Thursday, August 13, 2015

You know it's mid-August when...


...It’s time for the Perseid meteor shower! I got up at 4 a.m. this morning and went up to the Roundtop’s north parking lot to watch the Perseids.  Wow!  What a show!  For once it was clear and no moon was up to brighten the sky.  Orion, that familiar winter warrior,  was just above the eastern horizon.  The milky way stretched the length of the sky.

I saw lots of meteors—one almost large enough to call a fireball, several really good “ordinary” meteors and lots of little ones.   In the 45 minutes or so I was there before dawn intervened and ruined the viewing I probably saw 35-40 meteors.  If I’d brought something to lay on I could have seen more of the sky at one time and likely found even more. It was the Perseid show I’d seen in years.

...I have to wear my headlamp in the mornings when I walk the dogs again.
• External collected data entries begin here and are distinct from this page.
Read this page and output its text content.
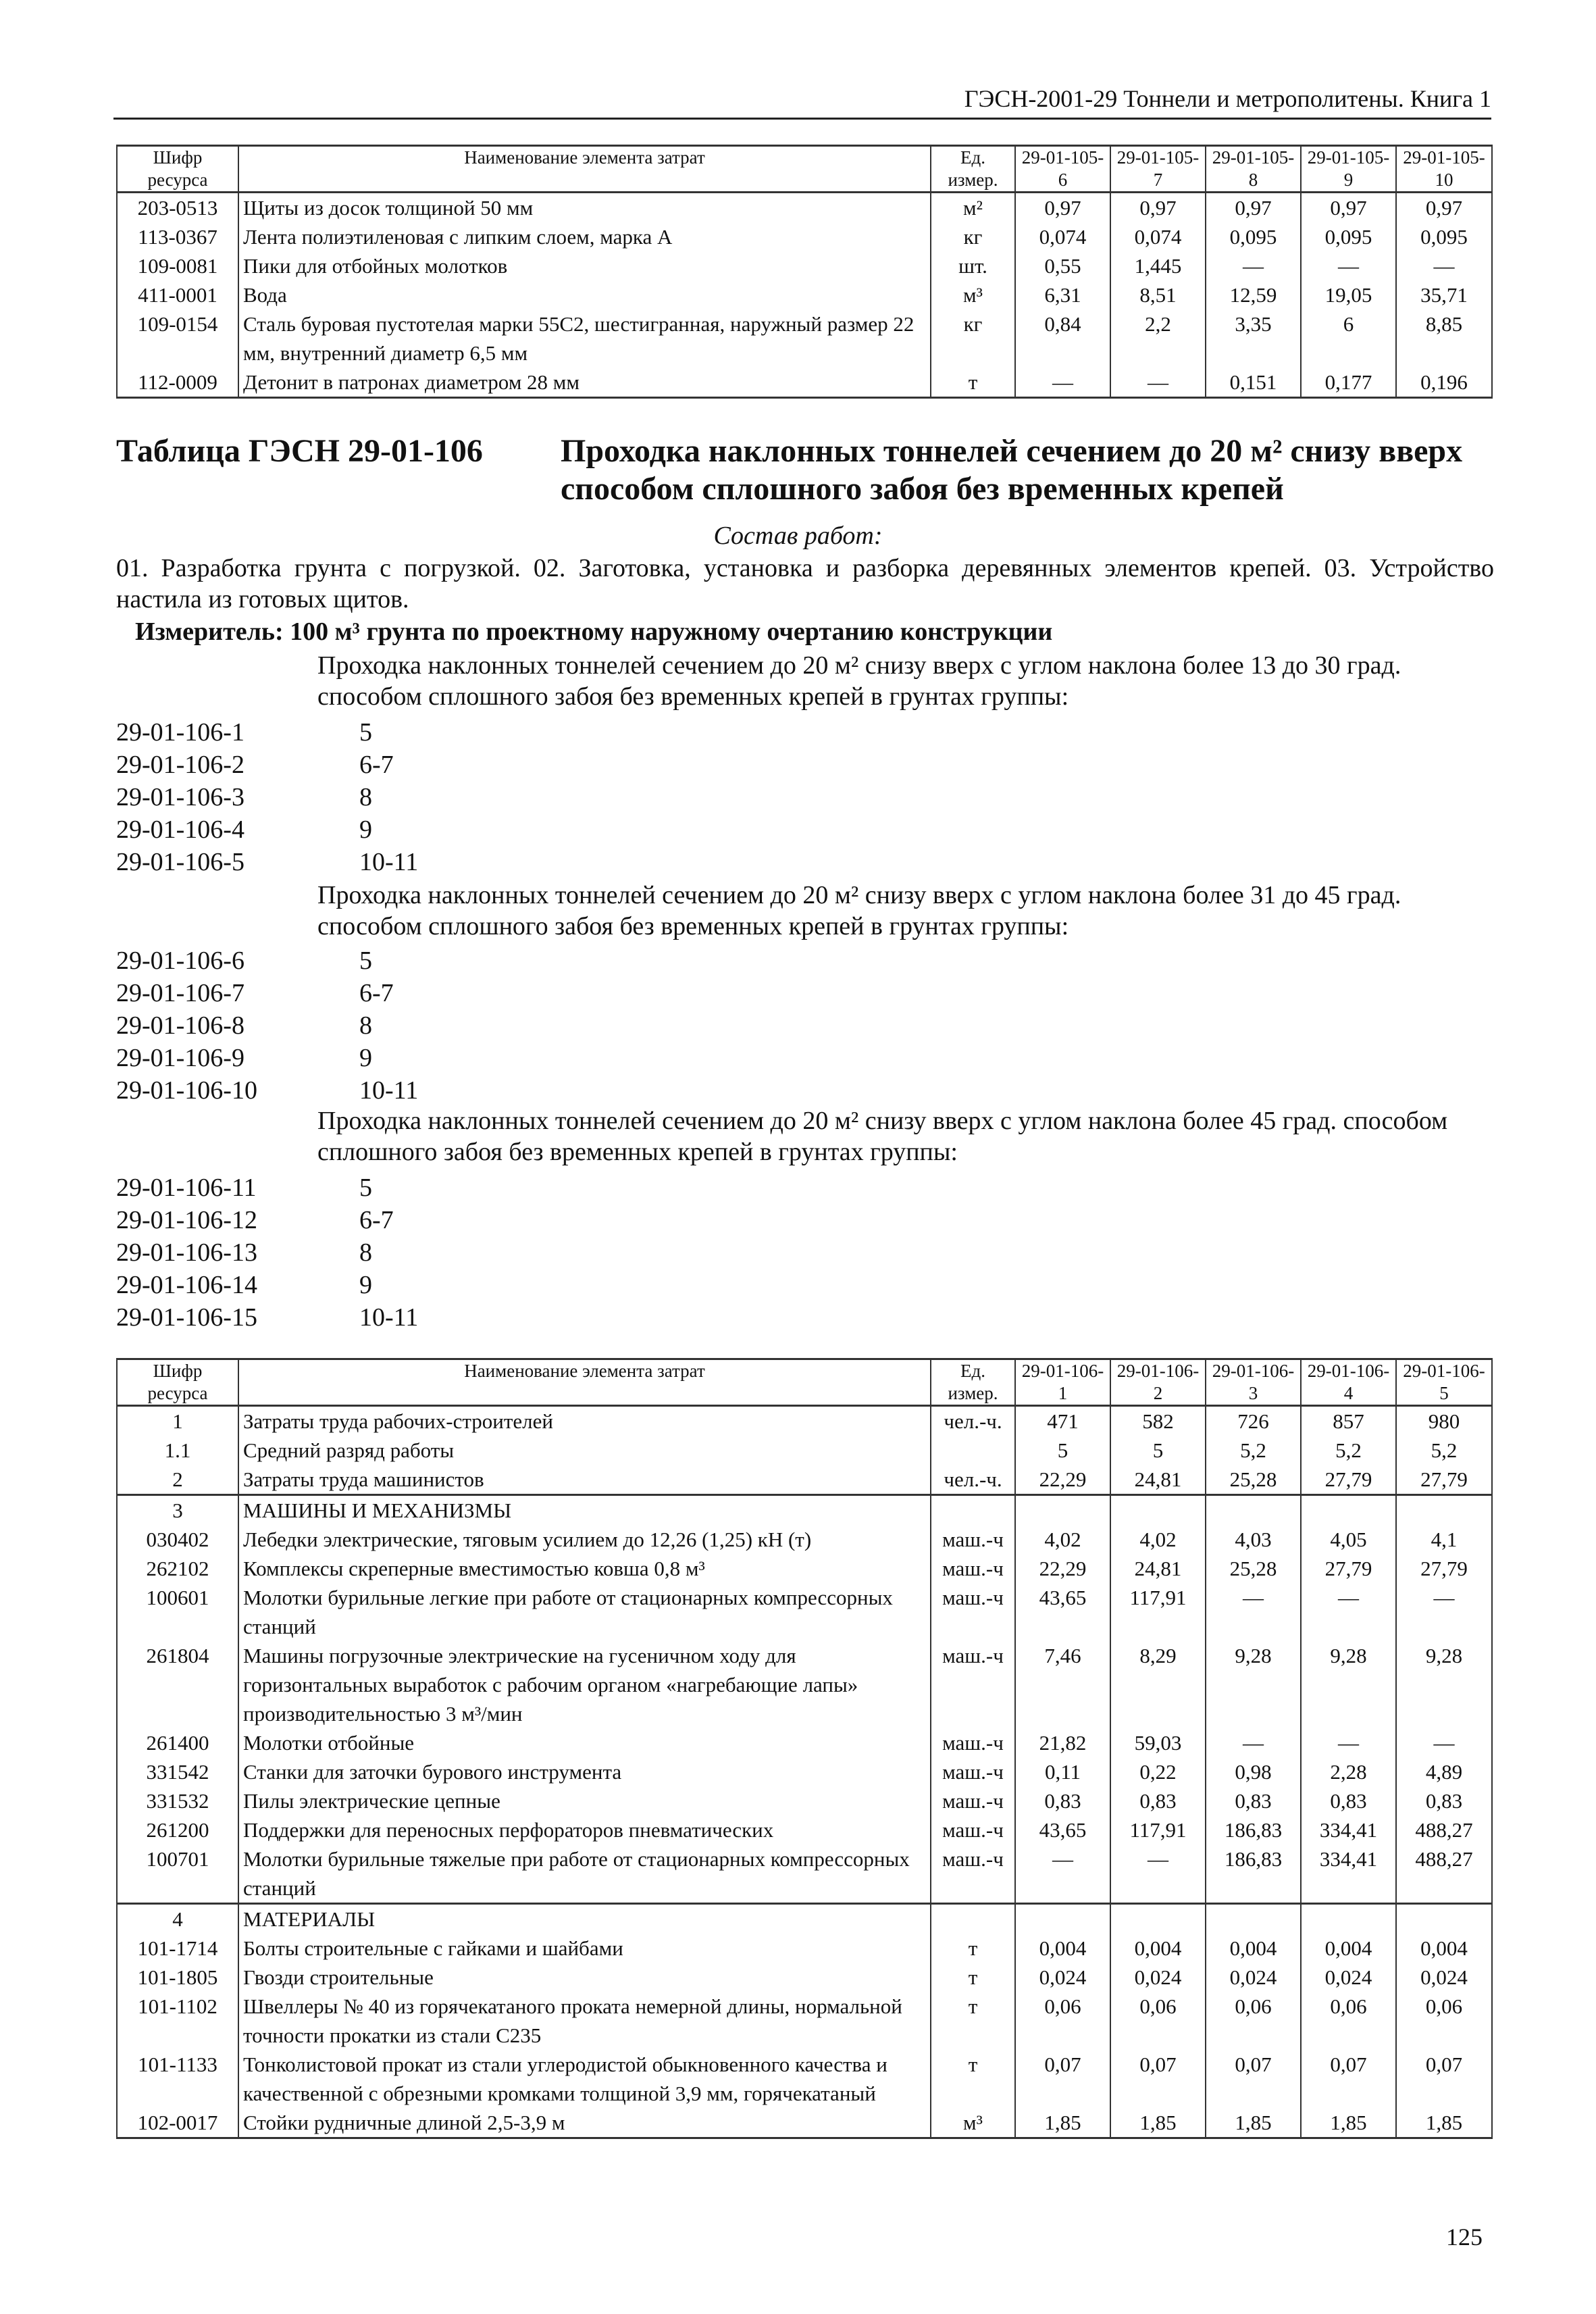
ГЭСН-2001-29 Тоннели и метрополитены. Книга 1
Шифр ресурса	Наименование элемента затрат	Ед. измер.	29-01-105-6	29-01-105-7	29-01-105-8	29-01-105-9	29-01-105-10
203-0513	Щиты из досок толщиной 50 мм	м²	0,97	0,97	0,97	0,97	0,97
113-0367	Лента полиэтиленовая с липким слоем, марка А	кг	0,074	0,074	0,095	0,095	0,095
109-0081	Пики для отбойных молотков	шт.	0,55	1,445	—	—	—
411-0001	Вода	м³	6,31	8,51	12,59	19,05	35,71
109-0154	Сталь буровая пустотелая марки 55С2, шестигранная, наружный размер 22 мм, внутренний диаметр 6,5 мм	кг	0,84	2,2	3,35	6	8,85
112-0009	Детонит в патронах диаметром 28 мм	т	—	—	0,151	0,177	0,196
Таблица ГЭСН 29-01-106 Проходка наклонных тоннелей сечением до 20 м² снизу вверх способом сплошного забоя без временных крепей
Состав работ:
01. Разработка грунта с погрузкой. 02. Заготовка, установка и разборка деревянных элементов крепей. 03. Устройство настила из готовых щитов.
Измеритель: 100 м³ грунта по проектному наружному очертанию конструкции
Проходка наклонных тоннелей сечением до 20 м² снизу вверх с углом наклона более 13 до 30 град. способом сплошного забоя без временных крепей в грунтах группы:
29-01-106-1	5
29-01-106-2	6-7
29-01-106-3	8
29-01-106-4	9
29-01-106-5	10-11
Проходка наклонных тоннелей сечением до 20 м² снизу вверх с углом наклона более 31 до 45 град. способом сплошного забоя без временных крепей в грунтах группы:
29-01-106-6	5
29-01-106-7	6-7
29-01-106-8	8
29-01-106-9	9
29-01-106-10	10-11
Проходка наклонных тоннелей сечением до 20 м² снизу вверх с углом наклона более 45 град. способом сплошного забоя без временных крепей в грунтах группы:
29-01-106-11	5
29-01-106-12	6-7
29-01-106-13	8
29-01-106-14	9
29-01-106-15	10-11
Шифр ресурса	Наименование элемента затрат	Ед. измер.	29-01-106-1	29-01-106-2	29-01-106-3	29-01-106-4	29-01-106-5
1	Затраты труда рабочих-строителей	чел.-ч.	471	582	726	857	980
1.1	Средний разряд работы		5	5	5,2	5,2	5,2
2	Затраты труда машинистов	чел.-ч.	22,29	24,81	25,28	27,79	27,79
3	МАШИНЫ И МЕХАНИЗМЫ						
030402	Лебедки электрические, тяговым усилием до 12,26 (1,25) кН (т)	маш.-ч	4,02	4,02	4,03	4,05	4,1
262102	Комплексы скреперные вместимостью ковша 0,8 м³	маш.-ч	22,29	24,81	25,28	27,79	27,79
100601	Молотки бурильные легкие при работе от стационарных компрессорных станций	маш.-ч	43,65	117,91	—	—	—
261804	Машины погрузочные электрические на гусеничном ходу для горизонтальных выработок с рабочим органом «нагребающие лапы» производительностью 3 м³/мин	маш.-ч	7,46	8,29	9,28	9,28	9,28
261400	Молотки отбойные	маш.-ч	21,82	59,03	—	—	—
331542	Станки для заточки бурового инструмента	маш.-ч	0,11	0,22	0,98	2,28	4,89
331532	Пилы электрические цепные	маш.-ч	0,83	0,83	0,83	0,83	0,83
261200	Поддержки для переносных перфораторов пневматических	маш.-ч	43,65	117,91	186,83	334,41	488,27
100701	Молотки бурильные тяжелые при работе от стационарных компрессорных станций	маш.-ч	—	—	186,83	334,41	488,27
4	МАТЕРИАЛЫ						
101-1714	Болты строительные с гайками и шайбами	т	0,004	0,004	0,004	0,004	0,004
101-1805	Гвозди строительные	т	0,024	0,024	0,024	0,024	0,024
101-1102	Швеллеры № 40 из горячекатаного проката немерной длины, нормальной точности прокатки из стали С235	т	0,06	0,06	0,06	0,06	0,06
101-1133	Тонколистовой прокат из стали углеродистой обыкновенного качества и качественной с обрезными кромками толщиной 3,9 мм, горячекатаный	т	0,07	0,07	0,07	0,07	0,07
102-0017	Стойки рудничные длиной 2,5-3,9 м	м³	1,85	1,85	1,85	1,85	1,85
125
The days are growing shorter.

...The thistles are blooming and the American goldfinch are enjoying the riches.  Pokeweed berries look fully formed but are still green—it’s not that late in the season just yet.

2 comments:

Scott said...

Though my wife Kali wanted me to wake her up at 4 a.m. (a near impossibility under the best of circumstances), I demurred and stayed asleep through the Perseid shower last night. We are so close to Philadelphia that the Perseids in the past have been no-shows because the sky is so back-lit. The Milky Way? No way this close to the city; I've never seen it here in 27 years. So, I hope I wasn't shortsighted when I slept through the shower last night; I've just been skunked too many times in the past to try it again. I'm glad you had a great night. Kali and I did see the Perseids (and the Milky Way) as you described one August when we were in graduate school and took an alpine ecology field trip to the wilds of Wyoming. During that trip, we rowed out onto a glacial tarn every two hours and collected plankton samples from varying depths to plot vertical plankton migrations over the course of 24 hours. We were there during the height of the Perseids and it was a show neither of us will ever forget. In addition, it was freakin' cold at night, and that's something we'll never forget, either. Water left in the rowboat between sampling trips froze during the night.

Carolyn H said...

Scott: Even here on Roundtop, it's only about every 4-5 years that I get a decent viewing of the Perseids. Often, it's cloudy or more frequently, the moon is up. Even this year I had to quit watching around 5 a.m. as just the barest start of dawn was enough to dim the viewing, though when I walked the dogs just 15 minutes later i still needed a headlamp to find my way outside around the cabin.